Une femme présidente, une autre chef d'un clan mafieux corse. Cette saison, les séries françaises innovent... et se bousculent au portillon du PAF. Malgré un coût moyen de 800 000 e par épisode, une trentaine de nouveaux 52 minutes seront à l'antenne. Une incursion dans une cour jusqu'alors squattée par les Anglo-Saxons. « Nos auteurs sont décomplexés, se réjouit Perrine Fontaine, directrice de la fiction de France 2. Sur la chaîne, le déclic est venu en 2005 avec “Clara Sheller” : si l'affichage d'amours homosexuelles avait fait un fiasco, cela nous aurait freinés. »

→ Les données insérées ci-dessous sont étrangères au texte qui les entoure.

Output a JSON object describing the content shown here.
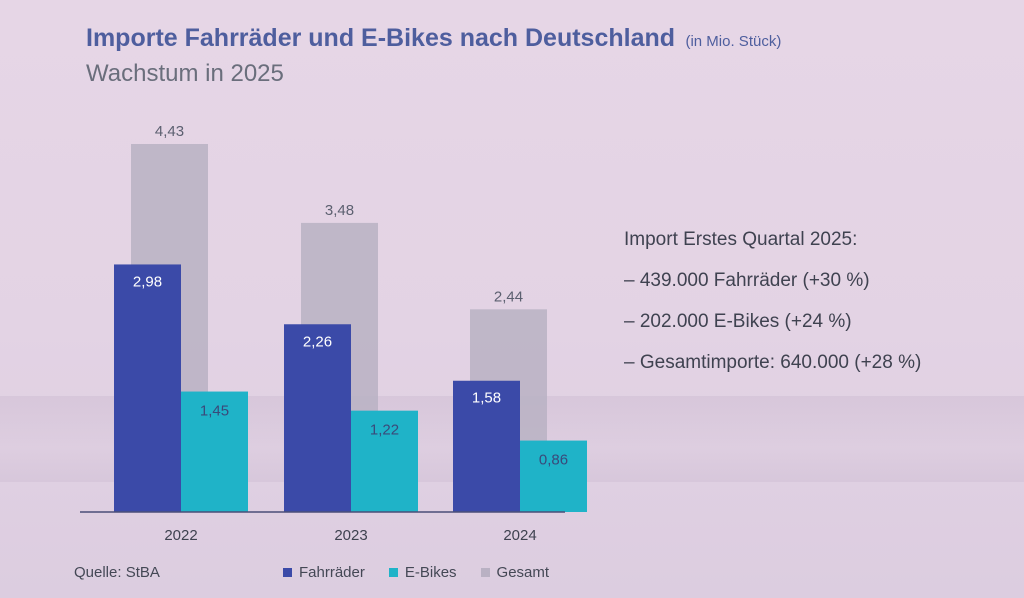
{
  "header": {
    "title": "Importe Fahrräder und E-Bikes nach Deutschland",
    "unit": "(in Mio. Stück)",
    "subtitle": "Wachstum in 2025"
  },
  "notes": {
    "heading": "Import Erstes Quartal 2025:",
    "lines": [
      "– 439.000 Fahrräder (+30 %)",
      "– 202.000 E-Bikes (+24 %)",
      "– Gesamtimporte: 640.000 (+28 %)"
    ]
  },
  "source": "Quelle: StBA",
  "colors": {
    "fahrraeder": "#3b4aa8",
    "ebikes": "#1fb3c8",
    "gesamt": "#b9b1c3",
    "axis": "#4a4f78"
  },
  "chart_data": {
    "type": "bar",
    "categories": [
      "2022",
      "2023",
      "2024"
    ],
    "series": [
      {
        "name": "Fahrräder",
        "values": [
          2.98,
          2.26,
          1.58
        ],
        "labels": [
          "2,98",
          "2,26",
          "1,58"
        ],
        "color": "#3b4aa8"
      },
      {
        "name": "E-Bikes",
        "values": [
          1.45,
          1.22,
          0.86
        ],
        "labels": [
          "1,45",
          "1,22",
          "0,86"
        ],
        "color": "#1fb3c8"
      },
      {
        "name": "Gesamt",
        "values": [
          4.43,
          3.48,
          2.44
        ],
        "labels": [
          "4,43",
          "3,48",
          "2,44"
        ],
        "color": "#b9b1c3"
      }
    ],
    "ylim": [
      0,
      4.43
    ],
    "grid": false,
    "legend": "bottom"
  }
}
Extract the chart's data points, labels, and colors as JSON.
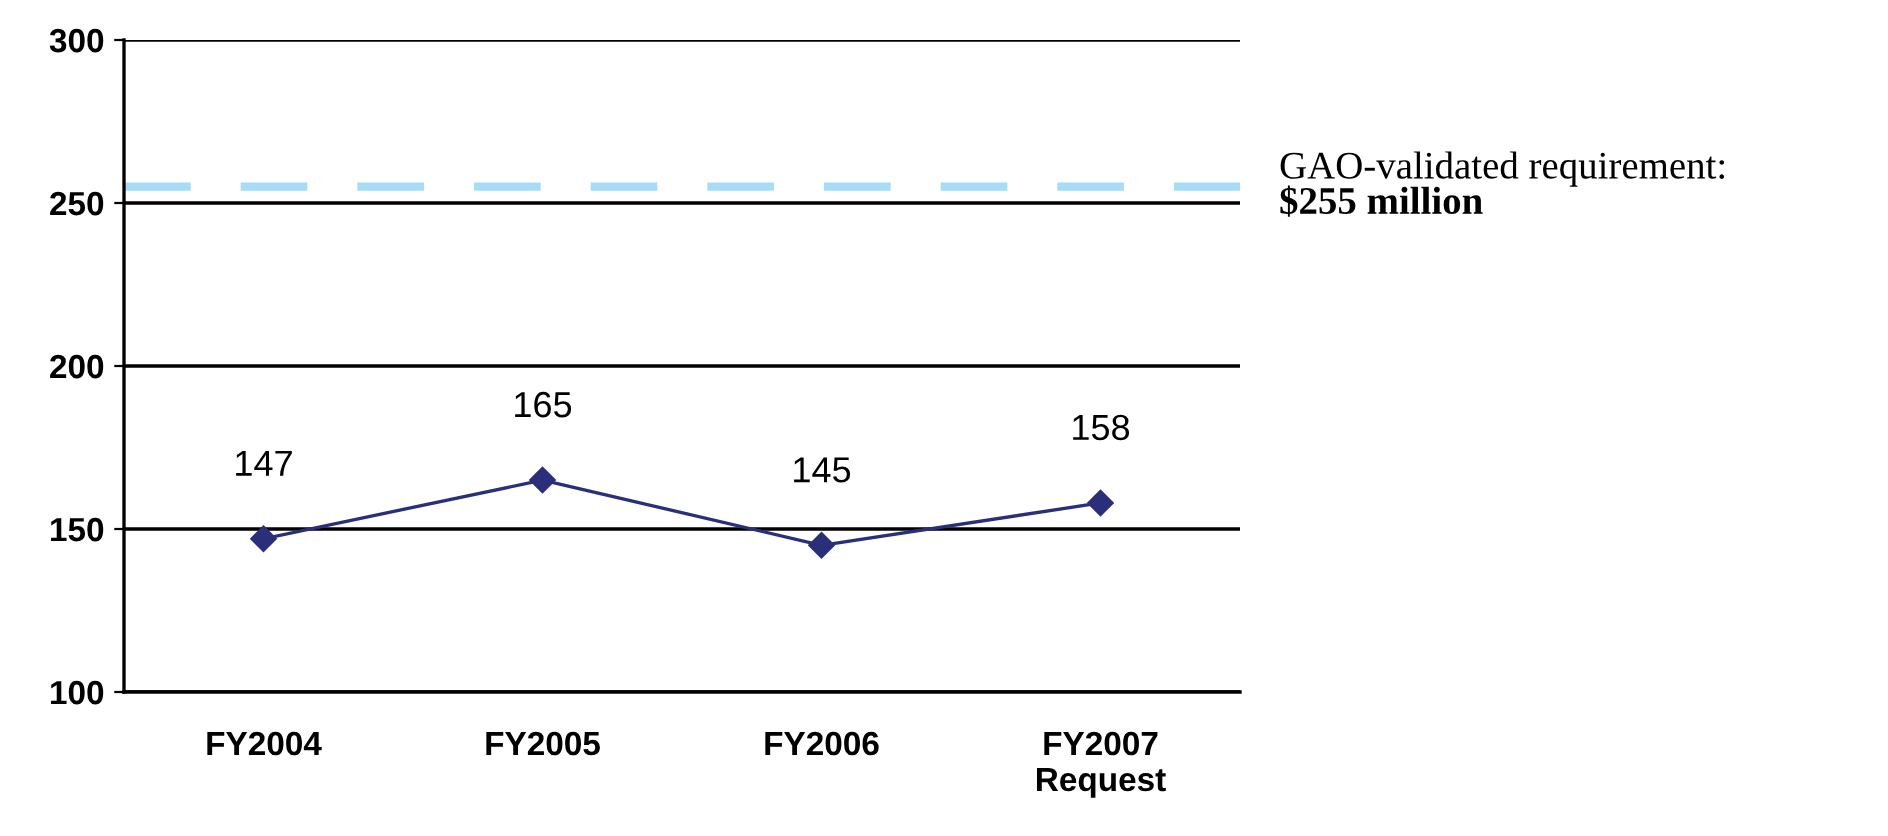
{
  "chart_data": {
    "type": "line",
    "categories": [
      "FY2004",
      "FY2005",
      "FY2006",
      "FY2007\nRequest"
    ],
    "series": [
      {
        "color": "#2b2f7a",
        "values": [
          147,
          165,
          145,
          158
        ]
      }
    ],
    "ylim": [
      100,
      300
    ],
    "yticks": [
      100,
      150,
      200,
      250,
      300
    ],
    "grid": "y",
    "marker": "diamond",
    "line_style": "solid",
    "data_labels": true,
    "legend": false,
    "ref_lines": [
      {
        "axis": "y",
        "value": 255,
        "label": "GAO-validated requirement:\n$255 million",
        "color": "#a6dcf5",
        "line_style": "dashed"
      }
    ]
  }
}
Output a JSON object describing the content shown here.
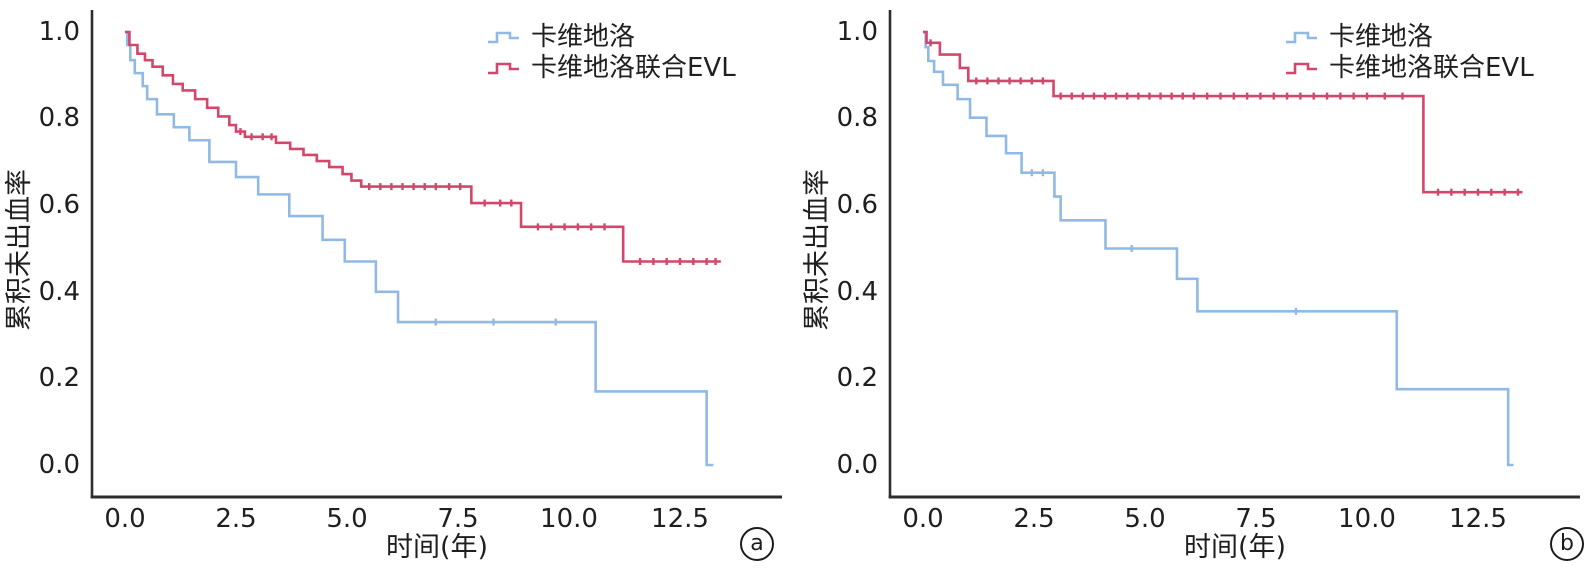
{
  "figure": {
    "background": "#ffffff",
    "axis_color": "#2e2e2e",
    "text_color": "#1f1f1f"
  },
  "chart_data": [
    {
      "type": "line",
      "subtype": "kaplan-meier-step",
      "panel_label": "a",
      "title": "",
      "xlabel": "时间(年)",
      "ylabel": "累积未出血率",
      "xlim": [
        0,
        13.75
      ],
      "ylim": [
        0.0,
        1.0
      ],
      "grid": false,
      "legend_position": "top-right",
      "x_tick_labels": [
        "0.0",
        "2.5",
        "5.0",
        "7.5",
        "10.0",
        "12.5"
      ],
      "y_tick_labels": [
        "1.0",
        "0.8",
        "0.6",
        "0.4",
        "0.2",
        "0.0"
      ],
      "series": [
        {
          "name": "卡维地洛",
          "color": "#90b9e4",
          "start": [
            0,
            1.0
          ],
          "steps": [
            [
              0.05,
              0.97
            ],
            [
              0.12,
              0.935
            ],
            [
              0.22,
              0.905
            ],
            [
              0.4,
              0.875
            ],
            [
              0.5,
              0.845
            ],
            [
              0.72,
              0.81
            ],
            [
              1.1,
              0.78
            ],
            [
              1.45,
              0.75
            ],
            [
              1.9,
              0.7
            ],
            [
              2.5,
              0.665
            ],
            [
              3.0,
              0.625
            ],
            [
              3.7,
              0.575
            ],
            [
              4.45,
              0.52
            ],
            [
              4.95,
              0.47
            ],
            [
              5.65,
              0.4
            ],
            [
              6.15,
              0.33
            ],
            [
              10.6,
              0.17
            ],
            [
              13.1,
              0.0
            ]
          ],
          "end_t": 13.25,
          "censor_t": [
            7.0,
            8.3,
            9.7
          ]
        },
        {
          "name": "卡维地洛联合EVL",
          "color": "#d2476b",
          "start": [
            0,
            1.0
          ],
          "steps": [
            [
              0.1,
              0.97
            ],
            [
              0.28,
              0.95
            ],
            [
              0.45,
              0.935
            ],
            [
              0.62,
              0.92
            ],
            [
              0.85,
              0.9
            ],
            [
              1.08,
              0.88
            ],
            [
              1.3,
              0.865
            ],
            [
              1.58,
              0.845
            ],
            [
              1.85,
              0.825
            ],
            [
              2.1,
              0.805
            ],
            [
              2.35,
              0.785
            ],
            [
              2.5,
              0.77
            ],
            [
              2.7,
              0.758
            ],
            [
              3.4,
              0.744
            ],
            [
              3.72,
              0.73
            ],
            [
              4.02,
              0.716
            ],
            [
              4.32,
              0.702
            ],
            [
              4.6,
              0.688
            ],
            [
              4.9,
              0.672
            ],
            [
              5.1,
              0.657
            ],
            [
              5.32,
              0.643
            ],
            [
              7.8,
              0.605
            ],
            [
              8.92,
              0.55
            ],
            [
              11.22,
              0.47
            ]
          ],
          "end_t": 13.42,
          "censor_t": [
            2.6,
            2.85,
            3.1,
            3.3,
            5.5,
            5.75,
            6.0,
            6.25,
            6.5,
            6.75,
            7.0,
            7.3,
            7.55,
            8.1,
            8.45,
            8.7,
            9.3,
            9.6,
            9.9,
            10.2,
            10.5,
            10.8,
            11.6,
            11.9,
            12.2,
            12.5,
            12.8,
            13.1,
            13.3
          ]
        }
      ]
    },
    {
      "type": "line",
      "subtype": "kaplan-meier-step",
      "panel_label": "b",
      "title": "",
      "xlabel": "时间(年)",
      "ylabel": "累积未出血率",
      "xlim": [
        0,
        13.75
      ],
      "ylim": [
        0.0,
        1.0
      ],
      "grid": false,
      "legend_position": "top-right",
      "x_tick_labels": [
        "0.0",
        "2.5",
        "5.0",
        "7.5",
        "10.0",
        "12.5"
      ],
      "y_tick_labels": [
        "1.0",
        "0.8",
        "0.6",
        "0.4",
        "0.2",
        "0.0"
      ],
      "series": [
        {
          "name": "卡维地洛",
          "color": "#90b9e4",
          "start": [
            0,
            1.0
          ],
          "steps": [
            [
              0.06,
              0.965
            ],
            [
              0.12,
              0.933
            ],
            [
              0.25,
              0.908
            ],
            [
              0.45,
              0.878
            ],
            [
              0.78,
              0.845
            ],
            [
              1.06,
              0.802
            ],
            [
              1.43,
              0.76
            ],
            [
              1.87,
              0.72
            ],
            [
              2.22,
              0.675
            ],
            [
              2.96,
              0.62
            ],
            [
              3.1,
              0.565
            ],
            [
              4.11,
              0.5
            ],
            [
              5.72,
              0.43
            ],
            [
              6.18,
              0.355
            ],
            [
              10.67,
              0.175
            ],
            [
              13.18,
              0.0
            ]
          ],
          "end_t": 13.3,
          "censor_t": [
            2.45,
            2.7,
            4.7,
            8.4
          ]
        },
        {
          "name": "卡维地洛联合EVL",
          "color": "#d2476b",
          "start": [
            0,
            1.0
          ],
          "steps": [
            [
              0.08,
              0.975
            ],
            [
              0.38,
              0.948
            ],
            [
              0.83,
              0.917
            ],
            [
              1.02,
              0.887
            ],
            [
              2.94,
              0.852
            ],
            [
              11.27,
              0.63
            ]
          ],
          "end_t": 13.5,
          "censor_t": [
            0.17,
            1.2,
            1.45,
            1.7,
            1.95,
            2.2,
            2.45,
            2.7,
            3.1,
            3.35,
            3.6,
            3.85,
            4.1,
            4.35,
            4.6,
            4.85,
            5.1,
            5.35,
            5.6,
            5.85,
            6.1,
            6.4,
            6.7,
            7.0,
            7.3,
            7.6,
            7.9,
            8.2,
            8.5,
            8.8,
            9.1,
            9.4,
            9.7,
            10.0,
            10.4,
            10.8,
            11.6,
            11.9,
            12.2,
            12.5,
            12.8,
            13.1,
            13.4
          ]
        }
      ]
    }
  ]
}
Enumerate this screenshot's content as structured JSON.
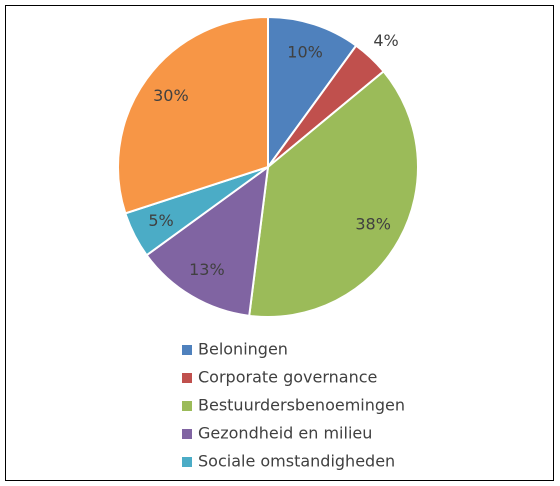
{
  "chart_data": {
    "type": "pie",
    "categories": [
      "Beloningen",
      "Corporate governance",
      "Bestuurdersbenoemingen",
      "Gezondheid en milieu",
      "Sociale omstandigheden",
      null
    ],
    "values": [
      10,
      4,
      38,
      13,
      5,
      30
    ],
    "value_labels": [
      "10%",
      "4%",
      "38%",
      "13%",
      "5%",
      "30%"
    ],
    "colors": [
      "#4f81bd",
      "#c0504d",
      "#9bbb59",
      "#8064a2",
      "#4bacc6",
      "#f79646"
    ],
    "legend": "bottom"
  }
}
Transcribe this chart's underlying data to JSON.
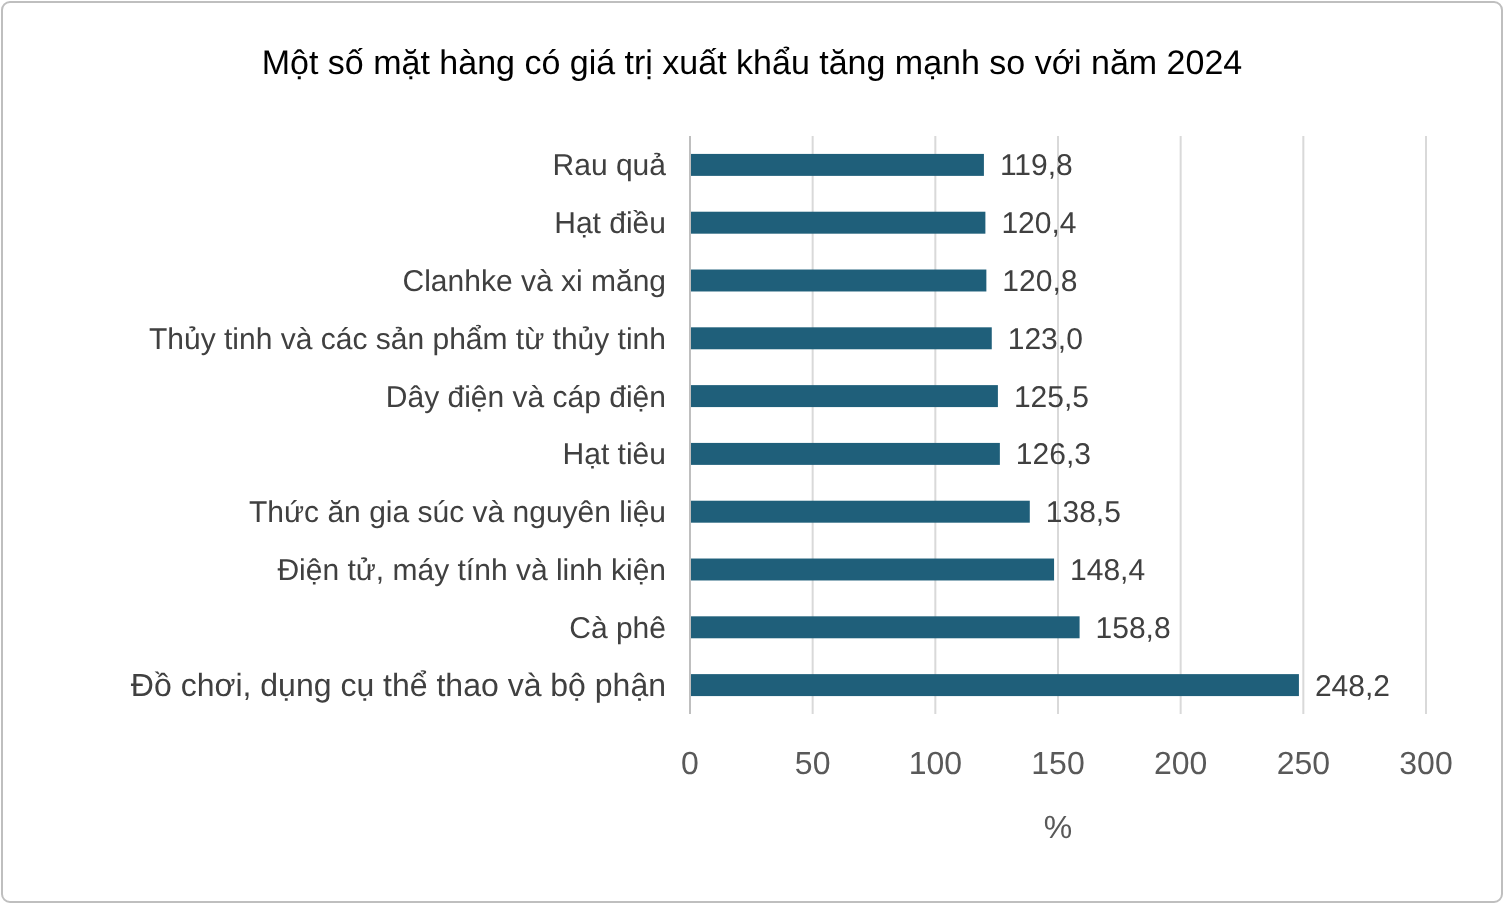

Confortée par les 5,8 millions de fans de « Clara », la Deux continue à défricher. L'atteste « L'Etat de Grace », qui met en scène la première femme présidente de la République. Toute ressemblance avec une certaine SR serait purement fortuite... « Enfin, on arrête de ronronner, exulte la productrice Sophie Revil. Grâce à une révolution économique et artistique : les audiences des séries américaines ont rassuré les diffuseurs et une nouvelle génération est arrivée à la tête des programmes ». Symbole de ce renouveau : Fabrice de la Patellière, patron de la « fiction » de Canal. Sous son impulsion, la chaîne diffusera bientôt « Reporters », « une chronique sur les journalistes et leurs relations troubles avec les politiciens, précise l'intéressé. Les reporters ne sont pas tous de grands virils en veste à poches. Il est temps de ne plus mettre en scène des conneries qui font se bidonner les professionnels. » Histoire de traquer les clichés, les scénaristes s'entourent désormais de spécialistes. Elisabeth Guigou ou Anne Hidalgo ont ainsi conseillé l'équipe de l'« Etat de Grace ». Celle de « Sécurité Intérieure » (Canal+), axé sur le contre-espionnage, a sollicité des pros du renseignement. Des avancées certes, mais à petits pas. « Le 52 minutes, tels “Recherche investigation scientifique” (RIS) ou le futur “Paris, section criminelle”, est désormais le format-roi, mais il ne s'agit pas de démolir le 90 minutes plus classique, qui a aussi du succès », note Takis Candilis, Monsieur Fiction de TF1.
Bref, la France ose, mais pas trop. Religion, pédophilie ou absence de happy end restent tabous. « Même si les jeunes flics des “Bleus”, dont nous préparons la saison 2, ou nos cinq séries inédites, restituent au mieux la société, on évite le social ou le réalisme glauque », admet Rose Brandford, directrice de la fiction de M6. « On ne se remet pas comme ça de vingt ans de formatage à la “Navarro” ! » raille Fabrice de la Patellière.